Correction terms in the asymptotic expansion of hypergeometric function I am interested in obtaining the asymptotic expansion of $r(\rho)$ (which is the inverse of $\rho$ below),
$$\rho=\frac{2b}{1-q}\left(1-\left(\frac br\right)^{1-q}\right)^{1/2}\left(_2F_1\left(\frac{1}{2},1-\frac{1}{q-1},\frac{3}{2},1-\left(\frac br\right)^{1-q}\right)\right)$$
where $b$ is just some positive constant, while $-\infty<q<1$.
Basically I want to series expand $\rho$ for large $r$ (i.e. as $r\to \infty$) and then invert the series to obtain $r(\rho)$. I have tried some readily available asymptotic expansion of ${}_2F_1$.
Basically I got,
$$\rho\sim r\sqrt{1-(b/r)^{1-q}}$$
as the leading term in the expansion. I am not that sure what to pick as the next two correction terms from the link given the allowed values $-\infty<q<1$. Is there a detailed easy way of finding the next two correction terms in the expansion, given the allowed values of $q$? Thank you.
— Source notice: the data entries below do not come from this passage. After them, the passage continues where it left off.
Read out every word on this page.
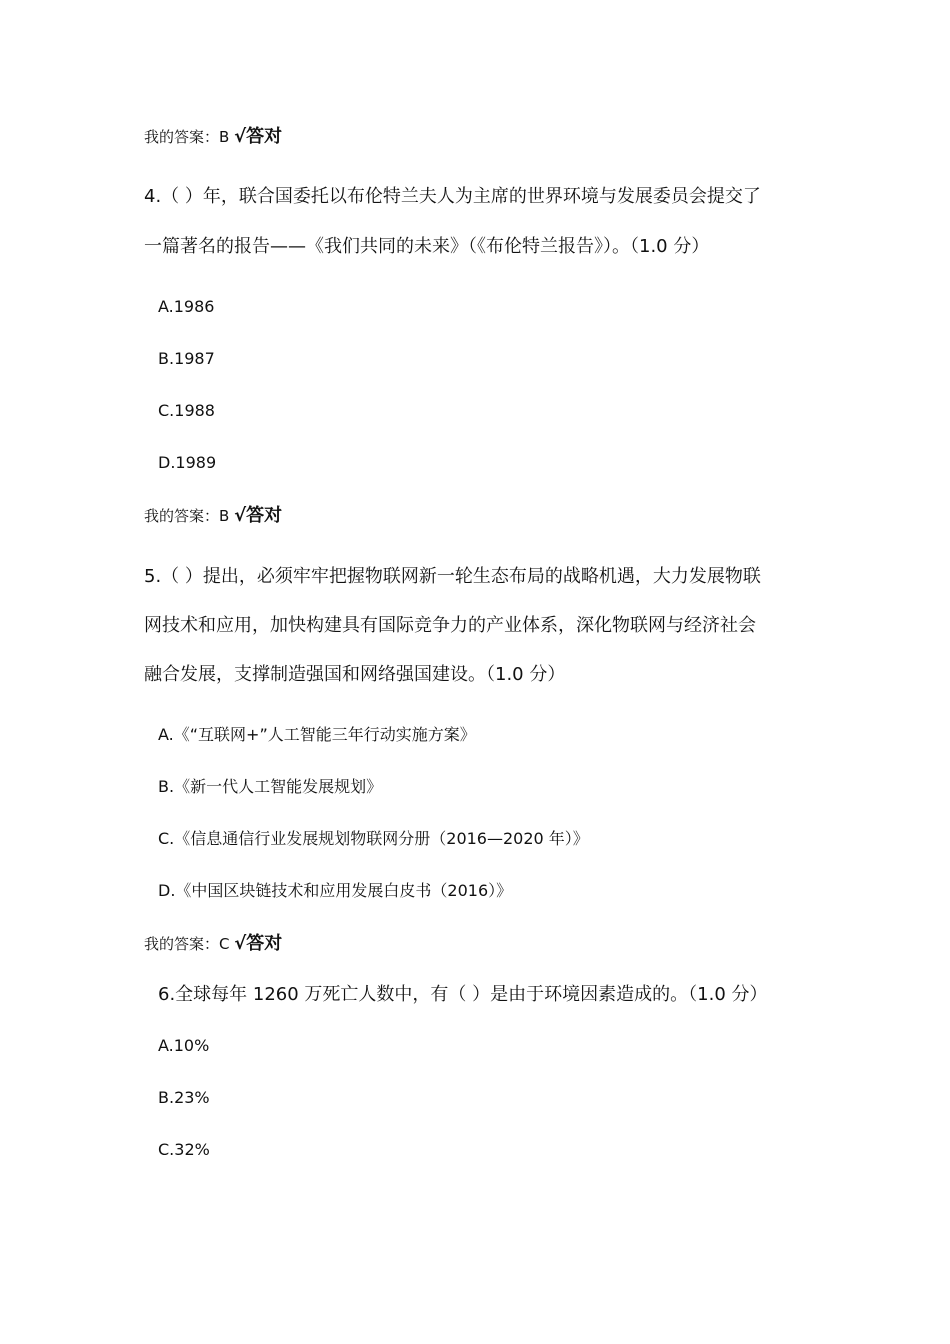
我的答案：B √答对
4.（ ）年，联合国委托以布伦特兰夫人为主席的世界环境与发展委员会提交了
一篇著名的报告——《我们共同的未来》（《布伦特兰报告》）。（1.0 分）
A.1986
B.1987
C.1988
D.1989
我的答案：B √答对
5.（ ）提出，必须牢牢把握物联网新一轮生态布局的战略机遇，大力发展物联
网技术和应用，加快构建具有国际竞争力的产业体系，深化物联网与经济社会
融合发展，支撑制造强国和网络强国建设。（1.0 分）
A.《“互联网+”人工智能三年行动实施方案》
B.《新一代人工智能发展规划》
C.《信息通信行业发展规划物联网分册（2016—2020 年）》
D.《中国区块链技术和应用发展白皮书（2016）》
我的答案：C √答对
6.全球每年 1260 万死亡人数中，有（ ）是由于环境因素造成的。（1.0 分）
A.10%
B.23%
C.32%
 A: Since for all $\alpha\in\mathbb{R}$ and $z\in(0,1)$, by Euler integral representation,
\begin{align*}
f(\alpha,z)&:=(1-z)^{1/2} {_2F_1}\left(\frac{1}{2},1+\alpha;\frac{3}{2};1-z\right)\\
&=\frac{(1-z)^{1/2}}{2}\int_{0}^1x^{-1/2}(1-(1-z)x)^{-1-\alpha}\,dx\\
&=\frac{1}{2}\int_{z}^{
1}\frac{v^{-1-\alpha}}{\sqrt{1-v}}\,dv=\frac{1}{2}\sum_{k\ge 0}\frac{(1/2)_k}{k!}\int_{z}^1\frac{\,dv}{v^{1-k+\alpha}}\\
&=\sum_{\substack{k\ge 0\\ k\neq \alpha}}\frac{(1/2)_k}{2k!(k-\alpha)}\left(1-z^{k-\alpha}\right)-{\bf 1}_{\alpha\in\mathbb{N}}\frac{(1/2)_{\alpha}}{2\alpha!}\log z.
\end{align*}
Namely, for all $z\in(0,1)$,
$$f(\alpha,z)=C_{\alpha}-{\bf 1}_{\alpha\in\mathbb{N}}\frac{(1/2)_{\alpha}}{2\alpha!}\log z-\sum_{\substack{k\ge 0\\ k\neq \alpha}}\frac{(1/2)_k}{2k!(k-\alpha)}z^{k-\alpha}$$
with
$C_{\alpha}=\sum_{\substack{k\ge 0\\ k\neq \alpha}}\frac{(1/2)_k}{2k!(k-\alpha)}$; it is a convergence series expansion. 
In particular, if $\alpha\in(0,1)$,
\begin{align}
f(\alpha,z)&=\sum_{k\ge 0}\frac{(1/2)_k}{2k!(k-\alpha)}-\sum_{k\ge 0}\frac{(1/2)_k}{2k!(k-\alpha)}z^{k-\alpha}\\
&=\frac{1}{2\alpha}z^{-\alpha}+\sum_{k\ge 0}\frac{(1/2)_k}{2k!(k-\alpha)}-\frac{1}{4(1-\alpha)}z^{1-\alpha}+O(z^{2-\alpha}).
\end{align}
Now by set $\alpha=1/(1-q)$ and $z=(b/r)^{1-q}$ with $b>0$, and if $q<0$ then
\begin{align}
\rho
&=\frac{2b}{1-q}\left(\frac{1-q}{2b}r+\frac{1-q}{2}\sum_{k\ge 0}\frac{(1/2)_k}{k!((1-q)k-1)}+\frac{1-q}{4q}\left(\frac{b}{r}\right)^{-q}+O\left(\left(\frac{b}{r}\right)^{1-2q}\right)\right)\\
&=r+b\sum_{k\ge 0}\frac{(1/2)_k}{k!((1-q)k-1)}+\frac{b^{1-q}}{2q}r^q+O(r^{2q-1}).
\end{align}